In 3 appearances for the Reds in 2021, Alaniz posted a 3.38 ERA with 3 strikeouts. On September 22, 2021, the Reds designated Alaniz for assignment. On October 6, Alaniz elected free agency.

===Atlanta Braves===
On January 24, 2022, Alaniz signed with the Acereros de Monclova of the Mexican League for the 2022 season.
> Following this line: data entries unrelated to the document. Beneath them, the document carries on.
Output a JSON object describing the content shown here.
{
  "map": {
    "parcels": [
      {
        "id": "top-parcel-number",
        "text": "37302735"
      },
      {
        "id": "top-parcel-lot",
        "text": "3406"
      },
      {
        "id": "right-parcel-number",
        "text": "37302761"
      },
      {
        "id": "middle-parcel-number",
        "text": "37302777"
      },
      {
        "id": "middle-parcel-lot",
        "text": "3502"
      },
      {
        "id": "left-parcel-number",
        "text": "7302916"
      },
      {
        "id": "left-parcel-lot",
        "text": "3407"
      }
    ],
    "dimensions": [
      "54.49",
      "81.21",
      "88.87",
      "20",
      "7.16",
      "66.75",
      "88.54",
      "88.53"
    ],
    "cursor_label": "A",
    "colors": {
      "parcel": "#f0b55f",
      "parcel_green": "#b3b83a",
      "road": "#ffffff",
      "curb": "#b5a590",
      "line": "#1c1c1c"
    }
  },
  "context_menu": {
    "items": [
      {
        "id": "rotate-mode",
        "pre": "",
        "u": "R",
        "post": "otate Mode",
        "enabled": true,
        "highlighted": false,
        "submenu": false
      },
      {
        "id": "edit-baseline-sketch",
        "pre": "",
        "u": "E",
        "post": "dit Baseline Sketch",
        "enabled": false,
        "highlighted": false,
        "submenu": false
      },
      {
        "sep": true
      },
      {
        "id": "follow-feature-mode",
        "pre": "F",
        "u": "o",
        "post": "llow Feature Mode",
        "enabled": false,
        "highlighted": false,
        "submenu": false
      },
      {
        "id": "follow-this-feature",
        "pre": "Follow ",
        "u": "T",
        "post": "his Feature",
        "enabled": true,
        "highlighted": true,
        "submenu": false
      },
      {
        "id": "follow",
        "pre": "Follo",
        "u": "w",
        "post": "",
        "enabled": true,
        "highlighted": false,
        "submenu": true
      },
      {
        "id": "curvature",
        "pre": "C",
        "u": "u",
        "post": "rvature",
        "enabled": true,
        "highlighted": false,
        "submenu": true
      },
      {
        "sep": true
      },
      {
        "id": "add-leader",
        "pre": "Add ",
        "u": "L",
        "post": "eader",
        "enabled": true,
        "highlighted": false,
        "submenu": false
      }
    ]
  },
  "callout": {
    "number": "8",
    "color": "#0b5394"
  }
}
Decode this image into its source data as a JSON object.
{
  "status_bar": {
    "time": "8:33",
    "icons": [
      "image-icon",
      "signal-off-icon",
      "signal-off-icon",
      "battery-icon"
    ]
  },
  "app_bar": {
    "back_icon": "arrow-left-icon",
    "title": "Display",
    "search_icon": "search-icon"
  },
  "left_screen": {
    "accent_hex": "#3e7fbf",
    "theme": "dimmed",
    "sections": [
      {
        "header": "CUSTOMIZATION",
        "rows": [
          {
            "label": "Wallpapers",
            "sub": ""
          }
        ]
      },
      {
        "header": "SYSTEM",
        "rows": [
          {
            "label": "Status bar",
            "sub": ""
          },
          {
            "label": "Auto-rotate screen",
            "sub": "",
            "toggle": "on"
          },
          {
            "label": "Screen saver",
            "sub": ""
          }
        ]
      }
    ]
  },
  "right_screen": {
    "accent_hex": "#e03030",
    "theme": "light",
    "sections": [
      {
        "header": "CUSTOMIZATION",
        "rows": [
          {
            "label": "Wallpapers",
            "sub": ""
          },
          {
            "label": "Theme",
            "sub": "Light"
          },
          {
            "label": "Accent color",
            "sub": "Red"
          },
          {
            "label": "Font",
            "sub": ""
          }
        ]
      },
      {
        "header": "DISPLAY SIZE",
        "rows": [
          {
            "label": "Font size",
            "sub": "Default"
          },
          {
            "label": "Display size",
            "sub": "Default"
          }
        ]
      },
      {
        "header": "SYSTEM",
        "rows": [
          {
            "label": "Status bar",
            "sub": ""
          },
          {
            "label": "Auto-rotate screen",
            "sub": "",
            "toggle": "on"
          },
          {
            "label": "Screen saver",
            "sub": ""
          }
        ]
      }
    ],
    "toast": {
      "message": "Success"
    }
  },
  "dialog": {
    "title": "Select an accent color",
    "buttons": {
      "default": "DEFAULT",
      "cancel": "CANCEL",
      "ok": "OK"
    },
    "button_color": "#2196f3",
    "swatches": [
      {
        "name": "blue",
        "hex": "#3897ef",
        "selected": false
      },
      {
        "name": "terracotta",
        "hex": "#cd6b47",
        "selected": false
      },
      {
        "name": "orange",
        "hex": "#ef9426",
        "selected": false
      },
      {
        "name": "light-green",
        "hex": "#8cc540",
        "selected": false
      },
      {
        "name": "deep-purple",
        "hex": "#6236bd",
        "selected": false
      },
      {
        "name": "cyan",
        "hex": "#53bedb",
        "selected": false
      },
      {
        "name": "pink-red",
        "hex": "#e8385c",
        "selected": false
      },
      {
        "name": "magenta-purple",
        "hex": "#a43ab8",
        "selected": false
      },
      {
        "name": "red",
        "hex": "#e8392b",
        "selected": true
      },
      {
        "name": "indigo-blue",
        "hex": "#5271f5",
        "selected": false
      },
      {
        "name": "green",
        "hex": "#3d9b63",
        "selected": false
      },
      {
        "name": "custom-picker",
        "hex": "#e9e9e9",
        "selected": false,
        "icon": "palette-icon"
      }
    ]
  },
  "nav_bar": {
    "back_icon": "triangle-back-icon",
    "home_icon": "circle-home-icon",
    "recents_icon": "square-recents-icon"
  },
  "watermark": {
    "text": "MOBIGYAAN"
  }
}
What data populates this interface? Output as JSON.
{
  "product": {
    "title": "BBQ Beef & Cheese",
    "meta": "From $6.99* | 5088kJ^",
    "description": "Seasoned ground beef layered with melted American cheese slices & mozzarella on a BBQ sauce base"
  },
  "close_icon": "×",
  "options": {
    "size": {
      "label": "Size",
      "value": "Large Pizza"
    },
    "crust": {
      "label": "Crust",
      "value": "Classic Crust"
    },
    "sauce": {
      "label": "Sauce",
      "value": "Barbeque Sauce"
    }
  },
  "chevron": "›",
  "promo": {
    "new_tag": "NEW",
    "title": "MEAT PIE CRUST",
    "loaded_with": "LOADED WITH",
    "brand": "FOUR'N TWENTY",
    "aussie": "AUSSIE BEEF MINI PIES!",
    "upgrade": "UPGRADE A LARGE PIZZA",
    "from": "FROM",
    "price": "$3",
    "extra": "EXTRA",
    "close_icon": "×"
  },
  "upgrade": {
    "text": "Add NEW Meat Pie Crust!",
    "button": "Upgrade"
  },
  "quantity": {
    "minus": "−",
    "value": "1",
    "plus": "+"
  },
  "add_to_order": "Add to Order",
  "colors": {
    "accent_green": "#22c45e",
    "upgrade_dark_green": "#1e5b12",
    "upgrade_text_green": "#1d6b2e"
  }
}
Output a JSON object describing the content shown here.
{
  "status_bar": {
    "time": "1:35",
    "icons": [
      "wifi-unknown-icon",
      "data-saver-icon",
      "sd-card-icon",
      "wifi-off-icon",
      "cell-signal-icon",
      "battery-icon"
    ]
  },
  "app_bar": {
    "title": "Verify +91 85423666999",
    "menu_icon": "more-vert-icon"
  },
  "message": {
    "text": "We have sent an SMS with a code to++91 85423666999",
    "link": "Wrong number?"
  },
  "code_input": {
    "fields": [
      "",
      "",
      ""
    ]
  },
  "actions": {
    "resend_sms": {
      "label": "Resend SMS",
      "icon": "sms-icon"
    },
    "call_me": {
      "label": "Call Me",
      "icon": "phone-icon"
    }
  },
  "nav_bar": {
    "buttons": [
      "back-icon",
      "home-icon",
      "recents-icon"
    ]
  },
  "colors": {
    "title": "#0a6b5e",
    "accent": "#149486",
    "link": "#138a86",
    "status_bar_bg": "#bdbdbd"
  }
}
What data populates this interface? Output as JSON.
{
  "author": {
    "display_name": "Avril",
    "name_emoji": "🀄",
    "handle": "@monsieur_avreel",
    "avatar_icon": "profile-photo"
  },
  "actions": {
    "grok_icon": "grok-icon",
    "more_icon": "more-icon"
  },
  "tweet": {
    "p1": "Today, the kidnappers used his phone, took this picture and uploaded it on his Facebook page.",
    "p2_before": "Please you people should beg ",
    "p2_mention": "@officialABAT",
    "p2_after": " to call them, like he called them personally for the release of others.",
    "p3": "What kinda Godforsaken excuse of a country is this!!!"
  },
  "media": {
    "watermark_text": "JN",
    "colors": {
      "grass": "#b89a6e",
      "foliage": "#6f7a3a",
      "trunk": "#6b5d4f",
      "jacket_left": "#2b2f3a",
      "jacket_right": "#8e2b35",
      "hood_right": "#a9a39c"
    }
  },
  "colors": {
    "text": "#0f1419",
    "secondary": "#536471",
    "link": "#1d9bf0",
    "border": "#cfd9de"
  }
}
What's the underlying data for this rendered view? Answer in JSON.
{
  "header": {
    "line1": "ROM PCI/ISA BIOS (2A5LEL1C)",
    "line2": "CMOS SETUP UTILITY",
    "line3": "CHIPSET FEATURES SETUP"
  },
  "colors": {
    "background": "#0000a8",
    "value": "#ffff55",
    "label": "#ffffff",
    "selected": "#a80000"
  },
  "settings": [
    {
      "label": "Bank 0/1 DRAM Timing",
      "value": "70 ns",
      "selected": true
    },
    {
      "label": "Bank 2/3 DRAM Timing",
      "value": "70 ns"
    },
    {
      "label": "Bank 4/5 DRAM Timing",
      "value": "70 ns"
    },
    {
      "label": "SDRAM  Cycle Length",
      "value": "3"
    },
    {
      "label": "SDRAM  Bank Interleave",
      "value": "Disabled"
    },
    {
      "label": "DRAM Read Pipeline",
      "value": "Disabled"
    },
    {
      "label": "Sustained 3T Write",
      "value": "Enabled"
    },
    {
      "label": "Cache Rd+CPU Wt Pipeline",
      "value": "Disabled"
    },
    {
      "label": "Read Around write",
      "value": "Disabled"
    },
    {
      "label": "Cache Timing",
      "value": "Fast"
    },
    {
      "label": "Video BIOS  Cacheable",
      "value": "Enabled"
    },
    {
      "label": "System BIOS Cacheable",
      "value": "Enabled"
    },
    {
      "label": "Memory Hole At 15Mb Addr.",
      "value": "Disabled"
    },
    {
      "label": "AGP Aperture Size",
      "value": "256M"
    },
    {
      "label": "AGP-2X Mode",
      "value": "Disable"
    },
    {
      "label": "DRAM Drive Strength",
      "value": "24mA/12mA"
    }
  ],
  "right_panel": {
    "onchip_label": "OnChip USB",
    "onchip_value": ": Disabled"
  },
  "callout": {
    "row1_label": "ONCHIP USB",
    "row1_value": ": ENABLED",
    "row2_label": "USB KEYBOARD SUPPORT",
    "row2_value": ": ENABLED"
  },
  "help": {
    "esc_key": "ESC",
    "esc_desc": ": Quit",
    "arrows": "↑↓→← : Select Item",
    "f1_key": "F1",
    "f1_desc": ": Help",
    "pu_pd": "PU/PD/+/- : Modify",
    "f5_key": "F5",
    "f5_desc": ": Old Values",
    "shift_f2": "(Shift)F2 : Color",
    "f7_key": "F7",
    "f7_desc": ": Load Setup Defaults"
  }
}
Prior to the start of the Mexican League season, on March 20, Alaniz signed a minor league contract with the Atlanta Braves organization. In 20 games for the Triple-A Gwinnett Stripers, Alaniz logged a 3–1 record and 3.81 ERA with 41 strikeouts in 26.0 innings of work. He elected free agency on November 10.

===Acereros de Monclova===
On February 3, 2023, Alaniz signed with the Acereros de Monclova of the Mexican League. In 23 relief outings, he posted a 4.01 ERA with 20 strikeouts and one save across 24 2/3 innings of work.

Alaniz made 35 appearances for Monclova in 2024, posting a 4–3 record and 2.31 ERA with 39 strikeouts and 10 saves across 35 innings of relief.

Alaniz re-signed with Monclova for the 2025 season his third with the team. He finished the season having appeared in 28 relief appearances, posting a 3–0 record and 4.05 ERA with 41 strikeouts and 12 saves.